You land on the paste view page. The URL is /paste/<hash>/.
Step 4 - Understand the paste URLs
Each paste has three useful URLs:
| URL | What it does |
|---|---|
/paste/<hash>/ | The rendered paste view with syntax highlighting |
/paste/<hash>/raw/ | Plain text, no HTML - useful for curl and scripting |
/paste/<hash>/raw/?file=config.yaml | Raw text for a specific file in a multi-file paste |
The raw URL is worth bookmarking as a workflow pattern. When you reference a paste in a terminal session or want to pipe it into a command, the raw URL is the one you use:
curl https://yourdomain.com/paste/abc123/raw/ | bash
Step 5 - Share the paste
Copy the paste URL from your browser. That is the shareable link. For Unlisted pastes, only people you send the URL to can view it - it will not appear in the archive or search results.

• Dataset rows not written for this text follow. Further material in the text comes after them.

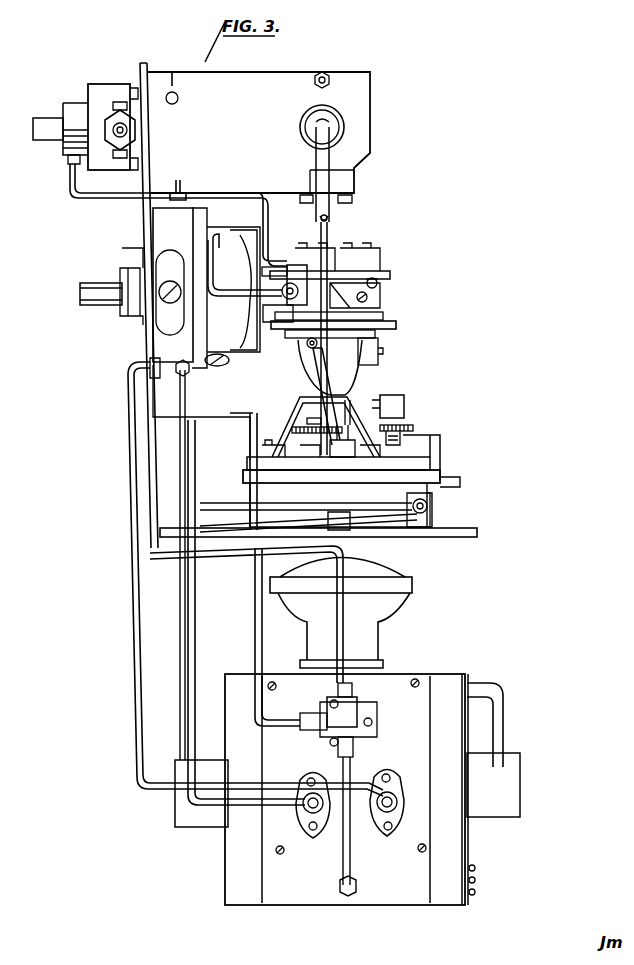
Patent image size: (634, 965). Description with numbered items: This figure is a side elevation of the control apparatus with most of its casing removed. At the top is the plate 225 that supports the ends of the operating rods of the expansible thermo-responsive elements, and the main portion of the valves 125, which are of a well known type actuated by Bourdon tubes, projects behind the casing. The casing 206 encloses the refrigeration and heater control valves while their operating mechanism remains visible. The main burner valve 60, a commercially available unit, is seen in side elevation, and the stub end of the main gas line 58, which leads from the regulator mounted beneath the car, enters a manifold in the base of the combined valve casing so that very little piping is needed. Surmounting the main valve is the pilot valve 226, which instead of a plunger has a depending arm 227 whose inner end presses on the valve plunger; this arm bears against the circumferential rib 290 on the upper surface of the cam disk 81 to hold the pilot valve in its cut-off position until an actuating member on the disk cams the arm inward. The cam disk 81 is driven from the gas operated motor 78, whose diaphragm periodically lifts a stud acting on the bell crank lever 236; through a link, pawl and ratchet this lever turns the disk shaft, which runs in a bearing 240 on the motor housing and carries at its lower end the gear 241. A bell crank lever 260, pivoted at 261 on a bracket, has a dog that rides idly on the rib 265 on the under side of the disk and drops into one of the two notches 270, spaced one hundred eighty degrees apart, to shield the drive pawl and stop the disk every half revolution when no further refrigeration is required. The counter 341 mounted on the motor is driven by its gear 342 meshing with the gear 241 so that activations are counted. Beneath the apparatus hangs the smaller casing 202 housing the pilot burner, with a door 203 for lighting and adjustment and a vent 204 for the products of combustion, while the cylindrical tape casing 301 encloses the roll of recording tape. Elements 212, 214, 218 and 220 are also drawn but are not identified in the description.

The main gas line 58 is at (88, 302).
The main burner valve 60 is at (197, 317).
The gas operated motor 78 is at (387, 493).
The cam disk 81 is at (355, 334).
The valves 125 is at (98, 97).
The second casing 202 is at (433, 685).
The door 203 is at (468, 728).
The vent 204 is at (387, 568).
The casing 206 is at (358, 284).
The pivot bearing 212 is at (322, 132).
The pin end 214 is at (333, 218).
The plate 218 is at (336, 275).
The rod 220 is at (335, 227).
The plate 225 is at (283, 82).
The pilot valve 226 is at (290, 262).
The depending arm 227 is at (332, 301).
The bell crank lever 236 is at (353, 457).
The bearing 240 is at (358, 368).
The gear 241 is at (290, 436).
The bell crank lever 260 is at (318, 356).
The pivot 261 is at (308, 343).
The rib 265 is at (375, 340).
The notches 270 is at (378, 350).
The circumferential rib 290 is at (345, 330).
The tape casing 301 is at (432, 446).
The counter 341 is at (403, 400).
The counter gear 342 is at (413, 427).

If you need the raw URL for a specific purpose (pasting into a documentation site, linking from a code comment), use /paste/<hash>/raw/.
What revision history looks like in practice
Every time you edit a paste and save, SnipShare creates a new revision. From the paste view, the Revisions tab shows the version history with timestamps.
Click any two revisions and hit Compare to see a side-by-side diff. This is useful when:
- You iterate on a script over several days and want to see what changed
- A collaborator forked your paste and you want to compare the changes
- You want to roll back to an earlier version
The diff view highlights added lines in green and removed lines in red, per file.
Quick-reference: visibility mode decision table
| Mode | Who can view | In archive? | Use case |
|---|---|---|---|
| Public | Anyone | Yes | Sharing broadly, tutorials, open code |
| Unlisted | Anyone with the URL | No | Client-sharing, internal links, not-for-public |
| Private | Owner only | No | Personal scratch, drafts |
| Burn-after-read | First viewer, then gone | No | Secrets, temporary credentials, one-time shares |
What you have after 10 minutes
- A working paste archive at
/pastes/ - A create form at
/pastes/create/ - Your first paste with syntax highlighting at
/paste/<hash>/ - A raw URL at
/paste/<hash>/raw/for scripting use - Revision history on every paste you create from here
This is the baseline. The Pro features (BuddyPress and bbPress integration, REST API, WP-CLI commands, Collections for organizing pastes) are additive - the core workflow above is complete in the free plugin.